Alex Kostelnik Interview, Part II: Extra Footage
By Scot Hinckley
The interview I did with Alex seems to have gone over well, and that makes sense; he’s an interesting, unique guy with a lot to say. Here’s the stuff I didn’t put in there last week. It’s not much, but there are some interesting tid-bits in there. I was going to save it for a later date, but there’s no time like the present. I spent some of my weekend messing around with my brother’s bike, a 1994 Bridgestone XO-4 that’ll be the subject of an article sometime in the near future. It’s a budget commuter/camping style bike, but it’s great and everything works fine. Anyway, on to the stuff from the interview. Enjoy. Oh yeah, and you’ll notice I use the Sheldon Brown spelling of the word “derailer” below, don’t freak out.
(This is a story Alex told when we were talking about REI’s weird policy of checking employee’s bags as they entered the store)
A friend of mine had an asshole co-tenant in his apartment building who used the same laundry room. The guy would accuse everybody of stealing detergent from his bottle of Tide. He was a drug dealer asshole, and no one was taking his detergent. He was just high half of the time. So my friend decided to buy the same brand of detergent and keep topping the guy’s off. It drove him crazy. It was always full, right to the top. It was like the best “fuck you” ever. He hid the bottle he was using, so there was no known source. Same fragrance and everything.

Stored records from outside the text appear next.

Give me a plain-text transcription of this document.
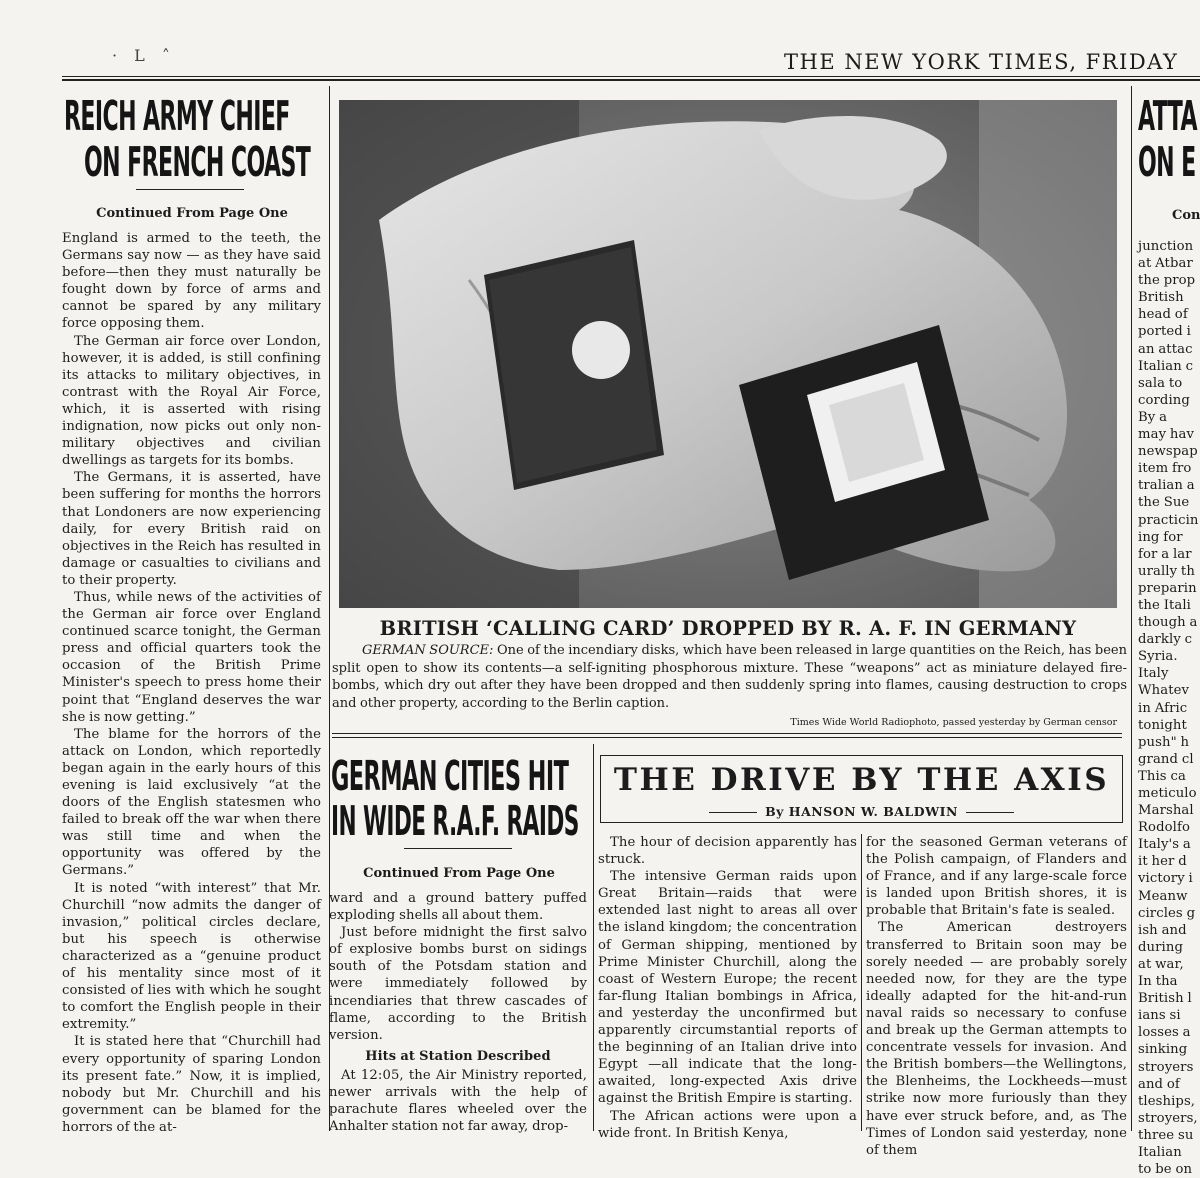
· L ˄	THE NEW YORK TIMES, FRIDAY
REICH ARMY CHIEF
ON FRENCH COAST
Continued From Page One

England is armed to the teeth, the Germans say now — as they have said before—then they must naturally be fought down by force of arms and cannot be spared by any military force opposing them.

The German air force over London, however, it is added, is still confining its attacks to military objectives, in contrast with the Royal Air Force, which, it is asserted with rising indignation, now picks out only non-military objectives and civilian dwellings as targets for its bombs.

The Germans, it is asserted, have been suffering for months the horrors that Londoners are now experiencing daily, for every British raid on objectives in the Reich has resulted in damage or casualties to civilians and to their property.

Thus, while news of the activities of the German air force over England continued scarce tonight, the German press and official quarters took the occasion of the British Prime Minister's speech to press home their point that “England deserves the war she is now getting.”

The blame for the horrors of the attack on London, which reportedly began again in the early hours of this evening is laid exclusively “at the doors of the English statesmen who failed to break off the war when there was still time and when the opportunity was offered by the Germans.”

It is noted “with interest” that Mr. Churchill “now admits the danger of invasion,” political circles declare, but his speech is otherwise characterized as a “genuine product of his mentality since most of it consisted of lies with which he sought to comfort the English people in their extremity.”

It is stated here that “Churchill had every opportunity of sparing London its present fate.” Now, it is implied, nobody but Mr. Churchill and his government can be blamed for the horrors of the at-

BRITISH ‘CALLING CARD’ DROPPED BY R. A. F. IN GERMANY
GERMAN SOURCE: One of the incendiary disks, which have been released in large quantities on the Reich, has been split open to show its contents—a self-igniting phosphorous mixture. These “weapons” act as miniature delayed fire-bombs, which dry out after they have been dropped and then suddenly spring into flames, causing destruction to crops and other property, according to the Berlin caption.
Times Wide World Radiophoto, passed yesterday by German censor
GERMAN CITIES HIT
IN WIDE R.A.F. RAIDS
Continued From Page One

ward and a ground battery puffed exploding shells all about them.

Just before midnight the first salvo of explosive bombs burst on sidings south of the Potsdam station and were immediately followed by incendiaries that threw cascades of flame, according to the British version.

Hits at Station Described

At 12:05, the Air Ministry reported, newer arrivals with the help of parachute flares wheeled over the Anhalter station not far away, drop-

THE DRIVE BY THE AXIS
By HANSON W. BALDWIN

The hour of decision apparently has struck.

The intensive German raids upon Great Britain—raids that were extended last night to areas all over the island kingdom; the concentration of German shipping, mentioned by Prime Minister Churchill, along the coast of Western Europe; the recent far-flung Italian bombings in Africa, and yesterday the unconfirmed but apparently circumstantial reports of the beginning of an Italian drive into Egypt —all indicate that the long-awaited, long-expected Axis drive against the British Empire is starting.

The African actions were upon a wide front. In British Kenya,

for the seasoned German veterans of the Polish campaign, of Flanders and of France, and if any large-scale force is landed upon British shores, it is probable that Britain's fate is sealed.

The American destroyers transferred to Britain soon may be sorely needed — are probably sorely needed now, for they are the type ideally adapted for the hit-and-run naval raids so necessary to confuse and break up the German attempts to concentrate vessels for invasion. And the British bombers—the Wellingtons, the Blenheims, the Lockheeds—must strike now more furiously than they have ever struck before, and, as The Times of London said yesterday, none of them

ATTA
ON E
Con
junction
at Atbar
the prop
British
head of
ported i
an attac
Italian c
sala to
cording
By a
may hav
newspap
item fro
tralian a
the Sue
practicin
ing for
for a lar
urally th
preparin
the Itali
though a
darkly c
Syria.
Italy
Whatev
in Afric
tonight
push" h
grand cl
This ca
meticulo
Marshal
Rodolfo
Italy's a
it her d
victory i
Meanw
circles g
ish and
during
at war,
In tha
British l
ians si
losses a
sinking
stroyers
and of
tleships,
stroyers,
three su
Italian
to be on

(This next part is from when Alex and I were talking about his aspirations for the bike shop and his views about what success means)

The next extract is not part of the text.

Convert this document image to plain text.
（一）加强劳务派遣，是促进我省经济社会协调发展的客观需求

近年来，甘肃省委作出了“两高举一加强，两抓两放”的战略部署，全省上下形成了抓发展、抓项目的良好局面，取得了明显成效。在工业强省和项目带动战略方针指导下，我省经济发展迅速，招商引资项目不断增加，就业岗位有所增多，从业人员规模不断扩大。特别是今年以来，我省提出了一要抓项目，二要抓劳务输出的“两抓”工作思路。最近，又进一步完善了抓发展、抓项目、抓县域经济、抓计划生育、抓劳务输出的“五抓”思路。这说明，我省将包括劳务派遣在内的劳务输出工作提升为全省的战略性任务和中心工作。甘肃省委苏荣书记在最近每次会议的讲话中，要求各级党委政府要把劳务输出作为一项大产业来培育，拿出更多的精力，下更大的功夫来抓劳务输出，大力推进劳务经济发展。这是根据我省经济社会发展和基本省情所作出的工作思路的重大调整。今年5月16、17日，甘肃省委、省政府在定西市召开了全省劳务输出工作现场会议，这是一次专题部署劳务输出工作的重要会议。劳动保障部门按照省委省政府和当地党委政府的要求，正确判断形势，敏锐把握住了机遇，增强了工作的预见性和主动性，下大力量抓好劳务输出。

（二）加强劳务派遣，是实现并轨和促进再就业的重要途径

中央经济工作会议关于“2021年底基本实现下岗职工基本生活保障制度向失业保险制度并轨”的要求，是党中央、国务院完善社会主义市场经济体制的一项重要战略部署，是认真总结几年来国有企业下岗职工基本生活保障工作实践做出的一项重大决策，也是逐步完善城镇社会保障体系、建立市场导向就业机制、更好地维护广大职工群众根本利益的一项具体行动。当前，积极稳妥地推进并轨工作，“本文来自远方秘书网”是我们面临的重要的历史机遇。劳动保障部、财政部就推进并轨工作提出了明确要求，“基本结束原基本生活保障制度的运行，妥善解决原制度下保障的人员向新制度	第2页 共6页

I’ve always lived cheap, I’m an artist. I do things creatively, and it doesn’t cost much money. I didn’t make more than $13,000 in a year until 1998. I make more now, but not as much as you might think. In the winter, when things slow down here, we don’t try to think of more things to do. We take the time off, because life is for living.

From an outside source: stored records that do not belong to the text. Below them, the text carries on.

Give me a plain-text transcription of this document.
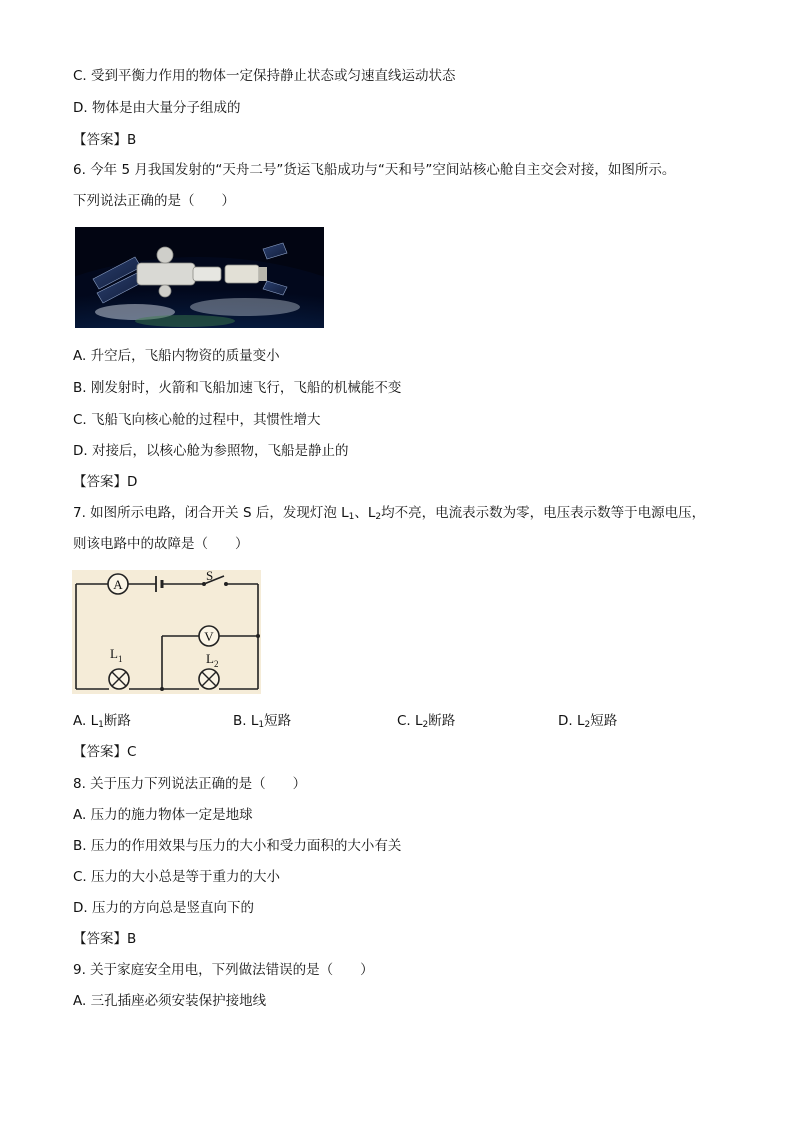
C. 受到平衡力作用的物体一定保持静止状态或匀速直线运动状态
D. 物体是由大量分子组成的
【答案】B
6. 今年 5 月我国发射的“天舟二号”货运飞船成功与“天和号”空间站核心舱自主交会对接，如图所示。
下列说法正确的是（　　）
A. 升空后，飞船内物资的质量变小
B. 刚发射时，火箭和飞船加速飞行，飞船的机械能不变
C. 飞船飞向核心舱的过程中，其惯性增大
D. 对接后，以核心舱为参照物，飞船是静止的
【答案】D
7. 如图所示电路，闭合开关 S 后，发现灯泡 $L_1$、$L_2$均不亮，电流表示数为零，电压表示数等于电源电压，
则该电路中的故障是（　　）
A
S
V
$L_1$	$L_2$
A. $L_1$断路	B. $L_1$短路	C. $L_2$断路	D. $L_2$短路
【答案】C
8. 关于压力下列说法正确的是（　　）
A. 压力的施力物体一定是地球
B. 压力的作用效果与压力的大小和受力面积的大小有关
C. 压力的大小总是等于重力的大小
D. 压力的方向总是竖直向下的
【答案】B
9. 关于家庭安全用电，下列做法错误的是（　　）
A. 三孔插座必须安装保护接地线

(This is from when we were talking about the current big names in componenets)
When SRAM came out, they were called GripShift, and SRAM was a tiny company that made rotating shifters. Their big day was when they became an OEM supplier for Specialized and a bunch of other big names. Then all hell broke loose because Shimano couldn’t sell a whole gruppo to the major suppliers. The GripShift was really attractive because it was so bone-simple; two pieces of plastic and a metal spring, and it meant that suppliers could get even cheaper shifters. They put them on all the bikes and they were attractive to the consumer because they were new and different. They got so popular so fast that Shimano panicked and started making rear derailers that had extra-weak return springs because they found out that if you do that, it won’t work with GripShift. There’s a whole 5 year span where Shimano made these weak return spring derailers. SRAM retaliated with something called a bassworm, which was medical tubing that you’d allen screw to your derailer cable and it pulls the cable back and compensates for the weak spring. It pulled against the cable stop. We thought to ourselves that these guys are pretty wiley, what if we’re gonna get an American derailer finally? Well, right then they switched to Taiwan and now you have Taiwan derailers. We never got the American derailer we thought would come from SRAM. They turned into another one of the big guys and went to China. Paul makes a terrible one.